A Singular Woman - Janny Scott [30]
Later, they unloaded that hitchhiker and picked up another—a homeless boy who regaled Byers with stories about male prostitution and other survival strategies for young people in the city. They rolled into the Bay Area and found their way to the home of Raleigh Roark’s half sister, who had left Seattle and was living not far from the campus of the University of California at Berkeley. Byers, Stanley Ann, and the young hitchhiker arrived and settled in.

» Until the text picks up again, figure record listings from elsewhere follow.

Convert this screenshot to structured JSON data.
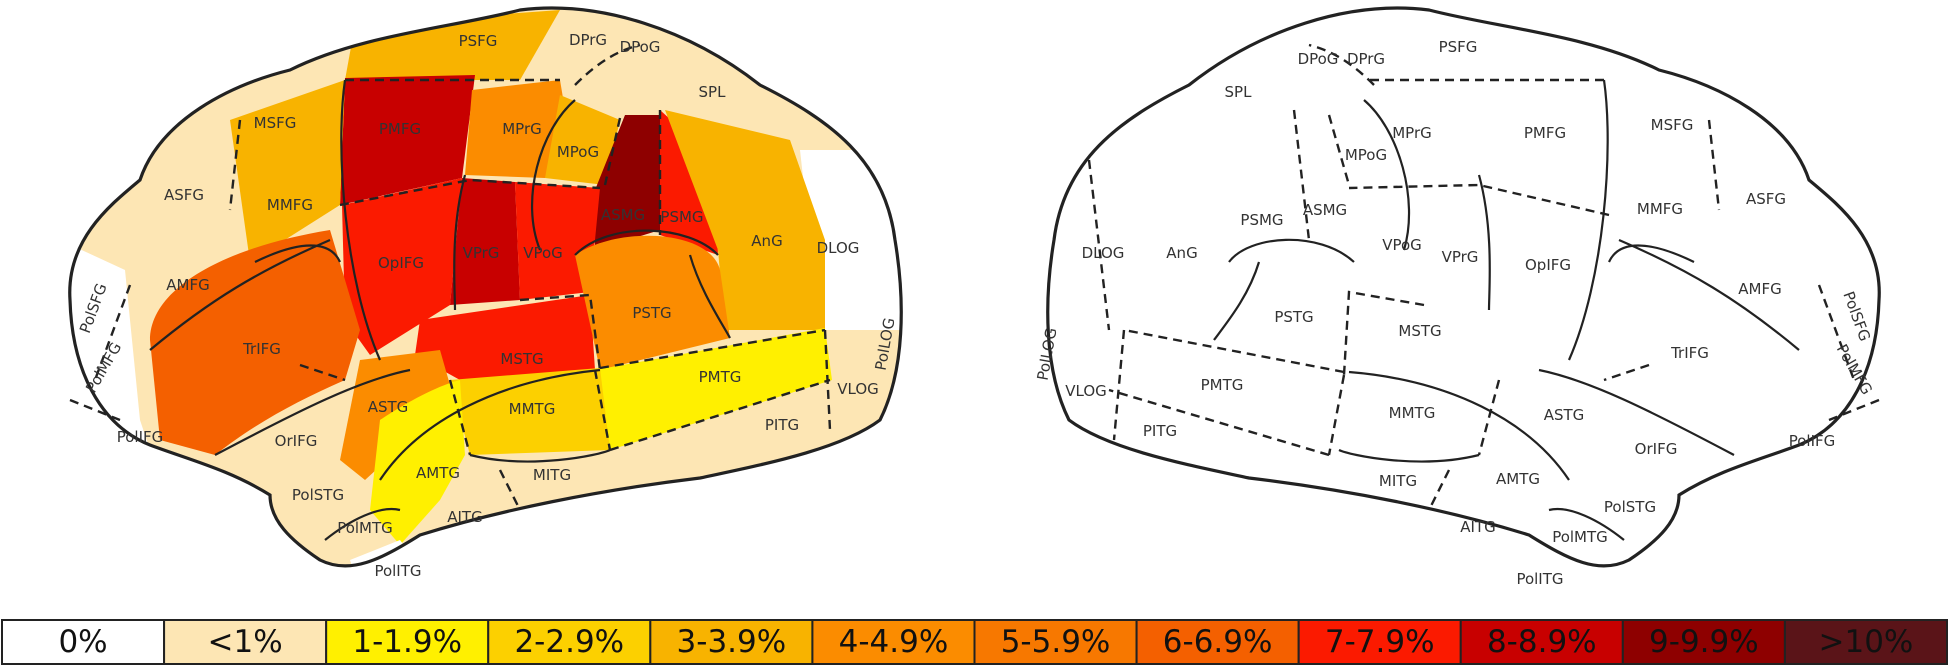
{
  "palette": {
    "0%": "#ffffff",
    "<1%": "#fde6b4",
    "1-1.9%": "#fff000",
    "2-2.9%": "#fcd000",
    "3-3.9%": "#f8b300",
    "4-4.9%": "#fb8c00",
    "5-5.9%": "#f77800",
    "6-6.9%": "#f46000",
    "7-7.9%": "#fb1a00",
    "8-8.9%": "#c80000",
    "9-9.9%": "#8e0000",
    ">10%": "#5a1418"
  },
  "legend": [
    {
      "label": "0%",
      "color": "#ffffff"
    },
    {
      "label": "<1%",
      "color": "#fde6b4"
    },
    {
      "label": "1-1.9%",
      "color": "#fff000"
    },
    {
      "label": "2-2.9%",
      "color": "#fcd000"
    },
    {
      "label": "3-3.9%",
      "color": "#f8b300"
    },
    {
      "label": "4-4.9%",
      "color": "#fb8c00"
    },
    {
      "label": "5-5.9%",
      "color": "#f77800"
    },
    {
      "label": "6-6.9%",
      "color": "#f46000"
    },
    {
      "label": "7-7.9%",
      "color": "#fb1a00"
    },
    {
      "label": "8-8.9%",
      "color": "#c80000"
    },
    {
      "label": "9-9.9%",
      "color": "#8e0000"
    },
    {
      "label": ">10%",
      "color": "#5a1418"
    }
  ],
  "left_hemisphere": {
    "labels": {
      "PSFG": "PSFG",
      "DPrG": "DPrG",
      "DPoG": "DPoG",
      "SPL": "SPL",
      "MSFG": "MSFG",
      "PMFG": "PMFG",
      "MPrG": "MPrG",
      "MPoG": "MPoG",
      "ASFG": "ASFG",
      "MMFG": "MMFG",
      "ASMG": "ASMG",
      "PSMG": "PSMG",
      "AnG": "AnG",
      "OpIFG": "OpIFG",
      "VPrG": "VPrG",
      "VPoG": "VPoG",
      "DLOG": "DLOG",
      "AMFG": "AMFG",
      "PolSFG": "PolSFG",
      "PolMFG": "PolMFG",
      "TrIFG": "TrIFG",
      "MSTG": "MSTG",
      "PSTG": "PSTG",
      "PolLOG": "PolLOG",
      "PMTG": "PMTG",
      "VLOG": "VLOG",
      "PolIFG": "PolIFG",
      "OrIFG": "OrIFG",
      "ASTG": "ASTG",
      "MMTG": "MMTG",
      "PITG": "PITG",
      "AMTG": "AMTG",
      "MITG": "MITG",
      "PolSTG": "PolSTG",
      "PolMTG": "PolMTG",
      "AITG": "AITG",
      "PolITG": "PolITG"
    }
  },
  "right_hemisphere": {
    "labels": {
      "DPoG": "DPoG",
      "DPrG": "DPrG",
      "PSFG": "PSFG",
      "SPL": "SPL",
      "MPoG": "MPoG",
      "MPrG": "MPrG",
      "PMFG": "PMFG",
      "MSFG": "MSFG",
      "PSMG": "PSMG",
      "ASMG": "ASMG",
      "MMFG": "MMFG",
      "ASFG": "ASFG",
      "DLOG": "DLOG",
      "AnG": "AnG",
      "VPoG": "VPoG",
      "VPrG": "VPrG",
      "OpIFG": "OpIFG",
      "AMFG": "AMFG",
      "PSTG": "PSTG",
      "MSTG": "MSTG",
      "PolSFG": "PolSFG",
      "TrIFG": "TrIFG",
      "PolLOG": "PolLOG",
      "PolMFG": "PolMFG",
      "VLOG": "VLOG",
      "PMTG": "PMTG",
      "MMTG": "MMTG",
      "ASTG": "ASTG",
      "PITG": "PITG",
      "OrIFG": "OrIFG",
      "PolIFG": "PolIFG",
      "AMTG": "AMTG",
      "MITG": "MITG",
      "PolSTG": "PolSTG",
      "AITG": "AITG",
      "PolMTG": "PolMTG",
      "PolITG": "PolITG"
    }
  }
}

Meanwhile, back in Seattle, Hunt had barely gone to bed that night—or perhaps woken up in the morning—before the telephone rang. Byers’s parents were calling. “My story was, ‘Gee, I don’t know. I dropped them off at Bill’s. I thought Bill was going to take her home,’” he told me. Back in Kansas, too, the telephone rang in the home of Leona and R. C. Payne, Charles Payne remembered. Thinking Stanley Ann and Byers might have headed for Kansas, Madelyn was calling her mother. The two teenagers were reported missing. Hunt, who was not in the habit of lying to his parents about things that mattered, received a visit from a member of the county sheriff’s office. Gradually, fragments of the story spilled out. They had all talked about going off on a lark, driving someplace. They had said, “Wouldn’t it be fun to drive to San Francisco?” Perhaps Byers’s parents remembered Byers having talked about Roark’s half sister in the San Francisco Bay Area. Someone called the police in the Berkeley area and in the surrounding county. Officers turned up at the house. The young hitchhiker tried, unsuccessfully, to bolt through an open window. The three runaways were taken into custody and put briefly in juvenile detention, segregated by gender. Stanley Dunham arrived by plane from Seattle and somehow managed to retrieve the car, which had been impounded. Then he drove Byers and Stanley Ann home. As Bill described it, Stanley Dunham seemed to suspect, wrongly, that Bill and Stanley Ann had eloped. Byers told me, “I remember him going off on this strange monologue, saying, ‘Sex isn’t all it’s cracked up to be, you know?’”
There is a temptation to see in the midnight road trip a foreshadowing of events yet to come in Stanley Ann’s life. It certainly suggests a willingness to take a risk, an aptitude that flows, like a leitmotif, through the history of the Dunhams and the Paynes. Madelyn, as a teenager, had defied her parents and married in secret. Stanley, at a young age, had struck out for the coast. They may have appeared conventional from the outside, but there was a restlessness about them—the restlessness that had propelled Americans westward and that would eventually take the Dunhams as far west as they could go. Perhaps it is a leap to connect that impulse to a late-night lark in the young life of one high school senior. But the truth is, Stanley Ann would keep traveling for the rest of her life.
When she resurfaced in school, she did not want to talk about what had happened, Hunt remembered. People would not understand, he said, and she could not explain. Such an escapade was unheard of.